Может ли письмо-обращение к власти быть групповым поступком, или оно должно всегда исходить от отдельного человека? Этот вопрос никогда всерьез не ставится в публичных выступлениях власти. Нет, насколько мне известно, ни одного официального текста, где определялось бы, должен ли автор сигнала быть коллективным. Но в следующем конкретном эпизоде обращает на себя внимание весьма красноречивая особенность словоупотребления. В ходе заседания бюро Комиссии советского контроля в декабре 1936 года Н. Антипов берет слово для того, чтобы раскритиковать коллективное письмо, направленное в КСК[100]

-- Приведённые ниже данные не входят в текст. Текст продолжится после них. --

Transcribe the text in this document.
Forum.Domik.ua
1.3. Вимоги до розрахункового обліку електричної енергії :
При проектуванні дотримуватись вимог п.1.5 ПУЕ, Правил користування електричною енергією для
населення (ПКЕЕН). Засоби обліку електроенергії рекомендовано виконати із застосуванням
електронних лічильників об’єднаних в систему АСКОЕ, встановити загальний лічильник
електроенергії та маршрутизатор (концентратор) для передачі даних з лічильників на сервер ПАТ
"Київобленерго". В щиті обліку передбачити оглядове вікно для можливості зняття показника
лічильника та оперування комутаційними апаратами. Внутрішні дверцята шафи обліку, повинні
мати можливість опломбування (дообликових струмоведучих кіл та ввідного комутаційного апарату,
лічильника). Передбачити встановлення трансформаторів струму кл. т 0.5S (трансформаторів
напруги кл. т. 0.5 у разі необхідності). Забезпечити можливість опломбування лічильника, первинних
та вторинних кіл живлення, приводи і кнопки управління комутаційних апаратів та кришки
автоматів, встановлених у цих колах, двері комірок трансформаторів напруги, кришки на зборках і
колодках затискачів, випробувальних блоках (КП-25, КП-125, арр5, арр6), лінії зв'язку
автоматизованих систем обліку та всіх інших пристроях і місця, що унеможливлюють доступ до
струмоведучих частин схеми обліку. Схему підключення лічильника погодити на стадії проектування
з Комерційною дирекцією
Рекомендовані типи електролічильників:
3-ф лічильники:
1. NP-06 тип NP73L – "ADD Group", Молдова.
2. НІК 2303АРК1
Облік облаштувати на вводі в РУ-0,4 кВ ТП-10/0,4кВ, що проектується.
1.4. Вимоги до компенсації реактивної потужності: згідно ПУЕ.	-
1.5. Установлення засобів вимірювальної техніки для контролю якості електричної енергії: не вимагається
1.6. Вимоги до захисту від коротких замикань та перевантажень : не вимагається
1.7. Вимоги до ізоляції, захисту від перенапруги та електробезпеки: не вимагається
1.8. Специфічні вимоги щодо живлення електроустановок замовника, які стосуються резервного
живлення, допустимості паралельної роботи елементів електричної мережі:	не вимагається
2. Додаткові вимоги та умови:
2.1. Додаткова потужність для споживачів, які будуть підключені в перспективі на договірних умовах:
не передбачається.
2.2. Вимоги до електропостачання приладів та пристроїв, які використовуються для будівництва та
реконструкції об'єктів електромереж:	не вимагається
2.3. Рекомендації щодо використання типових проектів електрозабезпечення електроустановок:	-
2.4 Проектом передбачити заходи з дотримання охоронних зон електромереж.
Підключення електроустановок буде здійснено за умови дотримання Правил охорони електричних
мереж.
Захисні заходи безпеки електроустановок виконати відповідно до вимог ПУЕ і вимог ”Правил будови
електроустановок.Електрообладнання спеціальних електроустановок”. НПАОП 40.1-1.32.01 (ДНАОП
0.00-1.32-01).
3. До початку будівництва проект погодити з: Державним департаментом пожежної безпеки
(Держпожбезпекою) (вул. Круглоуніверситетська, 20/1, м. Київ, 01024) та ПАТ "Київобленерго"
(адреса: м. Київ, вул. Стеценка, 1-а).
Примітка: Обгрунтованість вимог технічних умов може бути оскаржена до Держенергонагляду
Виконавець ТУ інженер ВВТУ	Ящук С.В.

. Письмо это на самом деле — жалоба, но прежде чем отправить его, авторы «собрали» подписи. Таким образом, они направили «петицию», чего власть, по мнению Антипова, допустить не может. Слово «петиция», следовательно, используется, чтобы опорочить текст коллективного автора: для власти «пойти собирать подписи» значит «создавать общественное мнение», а на это «никто не имеет права». Это не означает, однако, что существует запрет и ведется систематическая борьба с коллективными письмами, их обычно допускают. Но власть самим выбором употребляемых слов отмечает предпочтение, отдаваемое ей индивидуальному письму.Ограничения устанавливаются, однако, по возможности незаметно, и публичный дискурс настаивает, скорее, на отсутствии препятствий, чем на желаемых для власти границах. Максимальное расширение пространства доносительства происходит также за счет умножения возможных получателей «сигналов» населения.
Куда доносить?
Обращаться на самом деле можно много куда, это, впрочем, важнейшая характеристика доносительства в СССР в тридцатые годы. Сбор доносов ни в коем случае не является прерогативой одной только политической полиции. Возрожденный институт доносительства опирается на целую сеть, созданную в двадцатые годы и описанную нами выше. Речь идет о том, чтобы сделать эту сеть основой для выстраивания новой практики[101]
. В различных публичных призывах конкретные детали («куда следует направлять сигналы?») чаще всего отходят на второй план. Так, в обращении Центрального Комитета от 3 июня 1928 года, хотя и указывается, о каких вредных явлениях следует сообщать (алкоголизм, бюрократизм и т. д.), но не сообщается, куда должна быть направлена эта критика (даже если некоторые структуры, среди которых особенно выделяется РКИ, все же упомянуты). Трудно отыскать в этих текстах разграничительные признаки, согласно которым о том или ином нарушении следует сообщать в тот или иной орган. В своей практической деятельности институты, работающие с «сигналами», до некоторой степени осуществляют эту сортировку — уже по факту, и мы это увидим, но официальный дискурс и здесь поддерживает относительную неопределенность.